What “Luxury” Actually Means on This Ship

Four Seasons calls it a yacht, not a cruise ship, and the distinction is more than marketing. The vessel measures 207 meters, 34,044 gross tons, and 14 decks — large enough to feel substantial, small enough to keep the experience intimate. Maximum capacity is 180 passengers, served by 160 crew. That near 1:1 ratio is genuinely unusual. On a typical large ship, the crew-to-passenger ratio runs the opposite direction; here it more closely resembles a private yacht or an ultra-luxury boutique hotel.

The 95 all-suite cabins all include private terraces and floor-to-ceiling windows, with average suite size starting at 581 square feet. About 60 percent of cabins exceed 818 square feet — larger than many Manhattan apartments. Four Seasons I offers roughly 50 percent more living space per passenger than comparable ultra-premium vessels.

At the top of the range is the Funnel Suite: a four-deck, 9,975 square foot space that reportedly features the largest contiguous piece of curved glass at sea. It is the kind of accommodation that belongs in a different conversation from standard cruise pricing.

Eleven Dining Venues and a 20-Meter Pool

The ship carries 11 dining and bar venues, including Sedna, Terrasse, and Miuna. For context, that is a remarkable number of options given a passenger count of just 180. The culinary experience is clearly designed to compete directly with the shore-side Four Seasons hotel experience rather than the dining programs found on even other premium cruise lines.

Other amenities include two pools — notably a 20-meter Piscina Pool — a yacht marina for watersports, and a full spa and wellness complex. Voyages range from 7 to 9 nights and are priced between approximately $19,900 and $36,500, with the ship planning to visit 30 or more countries during its inaugural year across the Caribbean and Mediterranean.

Captain Kate McCue Takes Command

Perhaps the most compelling angle on the personnel side is who is commanding the ship. Captain Kate McCue, who made history in 2015 as the first American woman to captain a mega-ton cruise ship, previously commanded Celebrity Beyond and now takes the helm of Four Seasons I. Her appointment signals that Four Seasons was hiring at the top of the market on every dimension — not just design and amenities, but crew leadership.

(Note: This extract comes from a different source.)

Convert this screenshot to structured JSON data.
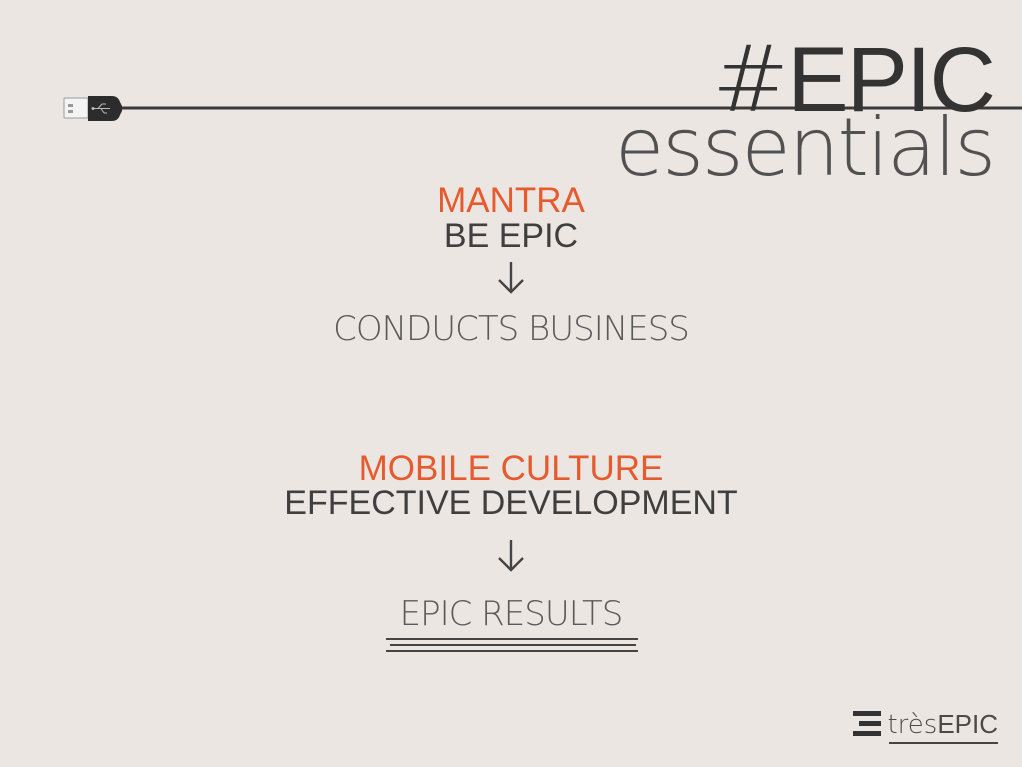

Her move from Celebrity, which sits in the premium tier of mainstream cruising, to the ultra-luxury world of Four Seasons is notable. It reflects both her personal trajectory and the ambition of what Four Seasons is building.

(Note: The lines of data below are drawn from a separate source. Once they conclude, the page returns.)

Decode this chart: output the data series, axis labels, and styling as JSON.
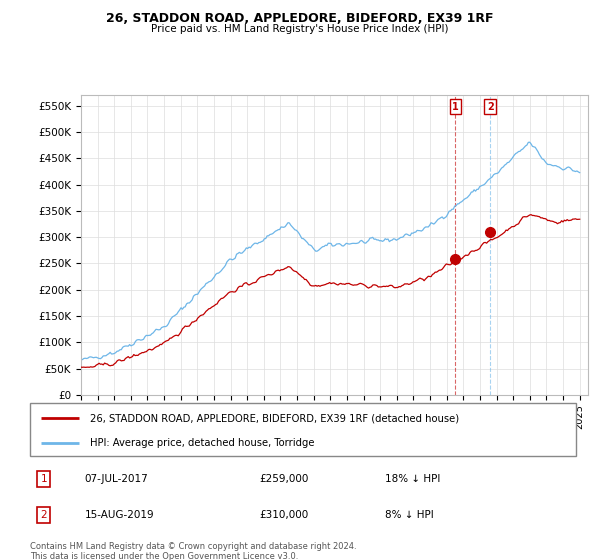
{
  "title": "26, STADDON ROAD, APPLEDORE, BIDEFORD, EX39 1RF",
  "subtitle": "Price paid vs. HM Land Registry's House Price Index (HPI)",
  "ylabel_ticks": [
    "£0",
    "£50K",
    "£100K",
    "£150K",
    "£200K",
    "£250K",
    "£300K",
    "£350K",
    "£400K",
    "£450K",
    "£500K",
    "£550K"
  ],
  "ytick_values": [
    0,
    50000,
    100000,
    150000,
    200000,
    250000,
    300000,
    350000,
    400000,
    450000,
    500000,
    550000
  ],
  "ylim": [
    0,
    570000
  ],
  "xlim_start": 1995.0,
  "xlim_end": 2025.5,
  "hpi_color": "#6EB6E8",
  "price_color": "#C00000",
  "sale1_x": 2017.52,
  "sale1_y": 259000,
  "sale2_x": 2019.62,
  "sale2_y": 310000,
  "sale1_label": "07-JUL-2017",
  "sale1_price": "£259,000",
  "sale1_pct": "18% ↓ HPI",
  "sale2_label": "15-AUG-2019",
  "sale2_price": "£310,000",
  "sale2_pct": "8% ↓ HPI",
  "legend_line1": "26, STADDON ROAD, APPLEDORE, BIDEFORD, EX39 1RF (detached house)",
  "legend_line2": "HPI: Average price, detached house, Torridge",
  "footer": "Contains HM Land Registry data © Crown copyright and database right 2024.\nThis data is licensed under the Open Government Licence v3.0.",
  "vline1_x": 2017.52,
  "vline2_x": 2019.62
}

Why This Matters for the Cruise Industry

Four Seasons is not the first hotel brand to enter cruising. Ritz-Carlton launched The Evrima in 2022 with a similar ultra-small, ultra-luxury model. But Four Seasons is arguably the most recognized luxury hotel brand in the world, and its entry into the market validates a broader trend: the ultra-luxury segment of cruising is attracting serious capital and serious competition.

For travelers in that price bracket, this creates a genuine choice that did not exist a few years ago. Rather than selecting from the established players in the ultra-luxury cruise space — Silversea, Regent, Seabourn, or The World — high-end travelers can now choose a brand they may already know from years of hotel stays. The trust and expectations are pre-built, which is a meaningful advantage in a segment where loyalty runs deep.

The model also pushes the conversation about what cruising can be at the very top end. A near 1:1 crew ratio, a price-per-night that rivals or exceeds the most expensive hotel stays in Europe, suites measured in thousands of square feet — this is not the cruise product that most people picture when they think of a ship.

The Bottom Line

Eight years of planning, $440 million, and one significant delay later, the Four Seasons I is finally going to sea. Whether it delivers on the extraordinary promise of the brand in a maritime context will become clear over the first months of sailings. For those considering the experience, March through the Mediterranean is about as compelling a debut itinerary as the line could have chosen.

The ship is flagged in Malta, and Valletta — its inaugural destination — is one of the Mediterranean’s most remarkable small capitals. It is a fitting first port for a ship that has, by any measure, been a very long time coming.